When we (and by “we” I mean you, me, us, the ones here reading this) describe something as “indie,” we mean that it is associated with some of the cultural objects chosen from a group that includes Vespas, thrift stores, Michael Cera, veganism, etc. So when we talk about indie being bigger now, the implication—and, I think, the assumption—is that it’s not just that indie things are more popular, but that more people are “indie,” in that they too like a number of different cultural objects from the aforementioned group. Their lifestyles, in other words, have changed.
But I am not convinced that this is the case. Having now spent a certain amount of time outside of New York, I have not met a lot of people you would describe as “indie.” I have met people who like, say, Vampire Weekend, but they do not really like any of the other things we might associate with Vampire Weekend. If I had to bet where this (relatively!) expanded audience for indie bands has come from, I would bet my money on it being the same people who buy Starbucks-exclusive CDs, who are belatedly chasing music that reminds them of the music they have always liked, i.e. since the 60s, which is respectable and artistic and so forth. Just because someone likes Vampire Weekend doesn’t mean they like Wes Anderson, and just because someone wears American Apparel doesn’t mean they listen to Vampire Weekend. It just means they like American Apparel. Because we have spent most of our lives immersed in this aesthetic, we assume that this new audience acts as we have acted, which is to pick up on one strain of indie and then follow it through to the other incarnations and situate yourself inside one of the permutations. There is no evidence, however, that this is necessarily happening, or at least none that I’m aware of. They may only like the thing itself, not the broader idea.
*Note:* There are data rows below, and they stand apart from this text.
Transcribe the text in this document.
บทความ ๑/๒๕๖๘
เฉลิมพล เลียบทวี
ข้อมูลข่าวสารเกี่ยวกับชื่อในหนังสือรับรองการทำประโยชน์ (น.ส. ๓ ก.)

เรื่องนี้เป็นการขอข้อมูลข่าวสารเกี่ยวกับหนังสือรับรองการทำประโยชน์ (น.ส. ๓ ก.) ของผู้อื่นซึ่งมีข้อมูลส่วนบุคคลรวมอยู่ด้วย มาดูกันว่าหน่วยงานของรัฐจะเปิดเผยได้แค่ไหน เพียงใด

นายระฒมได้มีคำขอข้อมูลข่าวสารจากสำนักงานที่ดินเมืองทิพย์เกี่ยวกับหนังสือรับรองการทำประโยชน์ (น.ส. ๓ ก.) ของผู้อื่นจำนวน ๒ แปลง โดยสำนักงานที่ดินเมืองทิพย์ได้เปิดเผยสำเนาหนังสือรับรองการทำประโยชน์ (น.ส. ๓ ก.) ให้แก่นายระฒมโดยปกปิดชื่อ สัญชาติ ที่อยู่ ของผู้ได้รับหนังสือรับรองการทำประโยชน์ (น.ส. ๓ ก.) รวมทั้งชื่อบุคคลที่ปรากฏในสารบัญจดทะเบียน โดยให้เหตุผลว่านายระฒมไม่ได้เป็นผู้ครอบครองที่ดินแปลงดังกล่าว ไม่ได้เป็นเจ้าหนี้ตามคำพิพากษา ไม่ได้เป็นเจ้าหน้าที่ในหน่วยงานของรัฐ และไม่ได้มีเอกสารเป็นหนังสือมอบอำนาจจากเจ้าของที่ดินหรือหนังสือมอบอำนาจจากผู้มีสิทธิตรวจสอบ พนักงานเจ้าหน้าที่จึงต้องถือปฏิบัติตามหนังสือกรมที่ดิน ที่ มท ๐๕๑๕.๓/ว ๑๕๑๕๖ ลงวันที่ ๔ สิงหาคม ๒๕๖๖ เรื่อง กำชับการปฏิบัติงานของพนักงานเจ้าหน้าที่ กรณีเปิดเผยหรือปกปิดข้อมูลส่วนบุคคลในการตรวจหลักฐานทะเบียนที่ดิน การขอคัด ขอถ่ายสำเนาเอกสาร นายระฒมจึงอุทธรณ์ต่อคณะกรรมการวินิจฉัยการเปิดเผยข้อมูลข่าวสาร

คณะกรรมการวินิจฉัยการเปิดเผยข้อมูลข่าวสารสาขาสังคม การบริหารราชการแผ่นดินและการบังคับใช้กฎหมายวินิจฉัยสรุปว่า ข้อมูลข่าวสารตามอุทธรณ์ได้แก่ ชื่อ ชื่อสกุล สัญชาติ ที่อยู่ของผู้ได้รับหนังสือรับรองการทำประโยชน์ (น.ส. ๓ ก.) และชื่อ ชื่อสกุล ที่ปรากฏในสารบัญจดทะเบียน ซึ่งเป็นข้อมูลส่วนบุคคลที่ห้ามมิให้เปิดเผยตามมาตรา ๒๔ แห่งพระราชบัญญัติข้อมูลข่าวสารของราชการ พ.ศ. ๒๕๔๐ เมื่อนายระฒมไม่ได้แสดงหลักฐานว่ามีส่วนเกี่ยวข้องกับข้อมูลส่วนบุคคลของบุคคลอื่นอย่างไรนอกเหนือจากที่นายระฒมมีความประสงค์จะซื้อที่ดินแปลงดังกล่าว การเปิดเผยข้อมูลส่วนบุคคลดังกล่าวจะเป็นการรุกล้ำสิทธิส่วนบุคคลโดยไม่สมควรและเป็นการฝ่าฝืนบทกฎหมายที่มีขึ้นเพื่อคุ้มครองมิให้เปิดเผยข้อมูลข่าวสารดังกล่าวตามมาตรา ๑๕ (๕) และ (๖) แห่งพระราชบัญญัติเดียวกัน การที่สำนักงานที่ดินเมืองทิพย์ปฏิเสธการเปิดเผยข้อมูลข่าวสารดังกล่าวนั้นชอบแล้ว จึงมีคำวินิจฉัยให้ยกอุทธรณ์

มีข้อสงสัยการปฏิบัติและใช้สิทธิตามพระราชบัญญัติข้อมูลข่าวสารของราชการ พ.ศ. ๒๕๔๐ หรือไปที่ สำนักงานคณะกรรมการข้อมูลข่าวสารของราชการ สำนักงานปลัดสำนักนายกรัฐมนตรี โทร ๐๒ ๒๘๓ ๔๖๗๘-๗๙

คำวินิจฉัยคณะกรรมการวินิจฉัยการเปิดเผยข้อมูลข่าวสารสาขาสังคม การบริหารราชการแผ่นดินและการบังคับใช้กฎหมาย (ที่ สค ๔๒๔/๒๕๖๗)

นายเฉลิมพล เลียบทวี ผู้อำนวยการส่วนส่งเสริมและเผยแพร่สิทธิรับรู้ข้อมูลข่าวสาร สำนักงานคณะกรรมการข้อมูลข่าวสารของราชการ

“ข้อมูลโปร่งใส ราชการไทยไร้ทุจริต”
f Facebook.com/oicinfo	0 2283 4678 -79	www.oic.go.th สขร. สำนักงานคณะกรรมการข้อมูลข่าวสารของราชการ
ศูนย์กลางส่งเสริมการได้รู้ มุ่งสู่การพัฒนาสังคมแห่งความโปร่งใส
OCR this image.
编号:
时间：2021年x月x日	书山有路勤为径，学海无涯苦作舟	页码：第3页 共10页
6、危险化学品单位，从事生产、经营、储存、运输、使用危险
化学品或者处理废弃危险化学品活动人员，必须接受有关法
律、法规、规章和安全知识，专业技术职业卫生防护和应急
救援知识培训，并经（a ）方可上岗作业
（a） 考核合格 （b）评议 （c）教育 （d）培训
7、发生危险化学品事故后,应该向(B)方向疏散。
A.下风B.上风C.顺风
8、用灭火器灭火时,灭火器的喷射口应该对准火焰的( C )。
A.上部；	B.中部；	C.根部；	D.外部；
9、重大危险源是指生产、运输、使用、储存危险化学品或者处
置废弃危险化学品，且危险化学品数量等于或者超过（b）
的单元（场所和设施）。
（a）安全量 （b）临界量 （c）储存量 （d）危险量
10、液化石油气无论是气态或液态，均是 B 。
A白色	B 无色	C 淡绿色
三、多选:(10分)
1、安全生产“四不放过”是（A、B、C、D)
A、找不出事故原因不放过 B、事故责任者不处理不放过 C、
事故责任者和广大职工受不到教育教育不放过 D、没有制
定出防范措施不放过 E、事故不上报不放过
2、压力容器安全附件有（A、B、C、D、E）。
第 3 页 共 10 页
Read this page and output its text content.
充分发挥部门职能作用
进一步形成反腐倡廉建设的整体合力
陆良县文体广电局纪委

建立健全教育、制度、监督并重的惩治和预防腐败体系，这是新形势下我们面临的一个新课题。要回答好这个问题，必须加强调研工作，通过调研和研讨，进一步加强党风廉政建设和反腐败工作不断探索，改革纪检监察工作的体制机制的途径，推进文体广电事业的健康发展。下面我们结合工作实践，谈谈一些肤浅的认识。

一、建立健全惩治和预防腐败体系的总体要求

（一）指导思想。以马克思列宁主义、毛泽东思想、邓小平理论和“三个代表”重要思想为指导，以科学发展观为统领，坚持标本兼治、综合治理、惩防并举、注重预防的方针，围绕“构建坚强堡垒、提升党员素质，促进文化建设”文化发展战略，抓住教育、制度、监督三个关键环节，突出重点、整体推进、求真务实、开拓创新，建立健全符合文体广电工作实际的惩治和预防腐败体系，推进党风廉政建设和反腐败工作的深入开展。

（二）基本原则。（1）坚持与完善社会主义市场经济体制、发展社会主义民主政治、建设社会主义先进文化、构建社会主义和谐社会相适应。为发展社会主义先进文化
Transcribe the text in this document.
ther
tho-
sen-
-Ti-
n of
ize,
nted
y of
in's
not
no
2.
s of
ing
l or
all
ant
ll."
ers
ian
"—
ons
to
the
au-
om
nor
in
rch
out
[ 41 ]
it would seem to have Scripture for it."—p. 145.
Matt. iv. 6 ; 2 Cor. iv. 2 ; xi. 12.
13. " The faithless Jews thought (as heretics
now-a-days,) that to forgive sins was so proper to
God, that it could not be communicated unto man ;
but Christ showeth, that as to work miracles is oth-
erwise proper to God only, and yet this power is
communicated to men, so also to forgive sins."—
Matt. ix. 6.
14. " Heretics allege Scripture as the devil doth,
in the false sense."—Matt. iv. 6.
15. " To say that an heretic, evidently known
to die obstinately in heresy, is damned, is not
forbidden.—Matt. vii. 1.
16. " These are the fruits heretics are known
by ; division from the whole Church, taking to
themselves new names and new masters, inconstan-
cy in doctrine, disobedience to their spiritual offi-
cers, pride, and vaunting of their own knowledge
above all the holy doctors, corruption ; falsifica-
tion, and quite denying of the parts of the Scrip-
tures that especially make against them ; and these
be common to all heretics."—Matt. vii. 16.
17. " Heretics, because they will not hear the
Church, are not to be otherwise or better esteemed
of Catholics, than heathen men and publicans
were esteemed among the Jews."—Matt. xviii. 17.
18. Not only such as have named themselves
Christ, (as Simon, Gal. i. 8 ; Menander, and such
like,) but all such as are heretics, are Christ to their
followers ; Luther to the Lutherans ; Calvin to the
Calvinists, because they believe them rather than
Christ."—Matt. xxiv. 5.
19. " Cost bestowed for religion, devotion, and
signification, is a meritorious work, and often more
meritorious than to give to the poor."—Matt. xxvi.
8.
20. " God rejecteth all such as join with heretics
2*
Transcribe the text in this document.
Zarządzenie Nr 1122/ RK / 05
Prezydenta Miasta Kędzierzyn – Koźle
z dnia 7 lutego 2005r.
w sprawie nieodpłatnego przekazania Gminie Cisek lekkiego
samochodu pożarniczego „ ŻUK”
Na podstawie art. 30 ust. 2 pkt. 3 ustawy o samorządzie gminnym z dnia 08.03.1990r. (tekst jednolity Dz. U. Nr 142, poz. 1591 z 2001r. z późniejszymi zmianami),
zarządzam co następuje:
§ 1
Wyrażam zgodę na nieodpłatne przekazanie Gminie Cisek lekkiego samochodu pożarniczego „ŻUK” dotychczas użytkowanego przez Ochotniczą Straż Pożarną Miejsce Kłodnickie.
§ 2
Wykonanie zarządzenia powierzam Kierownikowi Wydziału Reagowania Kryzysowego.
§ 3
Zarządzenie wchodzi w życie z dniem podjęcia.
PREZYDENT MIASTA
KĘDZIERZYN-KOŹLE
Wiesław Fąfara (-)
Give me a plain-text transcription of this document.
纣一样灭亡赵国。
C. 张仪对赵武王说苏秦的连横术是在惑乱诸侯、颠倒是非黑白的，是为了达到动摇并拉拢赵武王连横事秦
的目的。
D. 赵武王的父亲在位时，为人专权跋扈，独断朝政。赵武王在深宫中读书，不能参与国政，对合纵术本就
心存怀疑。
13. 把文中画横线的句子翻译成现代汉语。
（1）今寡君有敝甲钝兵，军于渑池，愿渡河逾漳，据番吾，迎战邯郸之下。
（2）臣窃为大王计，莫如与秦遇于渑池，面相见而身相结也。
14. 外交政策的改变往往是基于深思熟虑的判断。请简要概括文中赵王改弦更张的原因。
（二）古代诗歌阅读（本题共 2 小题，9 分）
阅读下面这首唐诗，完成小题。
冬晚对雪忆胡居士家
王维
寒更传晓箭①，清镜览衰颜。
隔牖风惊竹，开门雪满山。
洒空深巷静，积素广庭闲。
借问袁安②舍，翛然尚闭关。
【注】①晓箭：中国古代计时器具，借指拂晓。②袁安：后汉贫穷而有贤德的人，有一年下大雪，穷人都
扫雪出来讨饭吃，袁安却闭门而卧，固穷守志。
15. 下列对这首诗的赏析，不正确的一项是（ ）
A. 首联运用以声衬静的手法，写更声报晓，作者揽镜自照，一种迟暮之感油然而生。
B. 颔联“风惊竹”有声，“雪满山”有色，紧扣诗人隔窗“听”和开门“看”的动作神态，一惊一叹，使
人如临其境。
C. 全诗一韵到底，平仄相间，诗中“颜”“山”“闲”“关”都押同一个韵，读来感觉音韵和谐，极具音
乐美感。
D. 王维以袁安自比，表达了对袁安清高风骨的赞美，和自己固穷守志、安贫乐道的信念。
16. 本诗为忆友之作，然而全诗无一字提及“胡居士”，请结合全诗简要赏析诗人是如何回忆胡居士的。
My point here is that something more interesting might actually be going on. When a style passes into the mainstream it doesn’t mean that the totality of the lifestyle that style describes is being accepted, but rather that some particular aspect of the style has managed to coincide with mass tastes. Instead of assuming that the new audience for indie has been led there by the same impulses that drove us, or accusing the aspects that have caught their fancy of not being “really” indie but just the old mainstream in slightly different clothes, it’s worth asking—why those clothes? Why did people want to wear them? What about their existing tastes led them to this particular nexus of signifiers? And once we know that, we can start to consider what strains might, in fact, get followed further, and which might be ignored.
Style is important, but as much fun as it might be having style wars and arguing about the true soul of this that or the other, if we’re interested in honestly assessing how style works, we can never assume that it’s static, or that it cares about classification beyond the way that classification gets used as a tactical device. Nitsuh Abebe’s essay (the goad for this, as I hope is obvious) fruitfully considers what the implications of the indie boom might be for the genre itself. But it’s always been more interesting to me, personally, to wonder about what the implications might be for pop culture as a whole.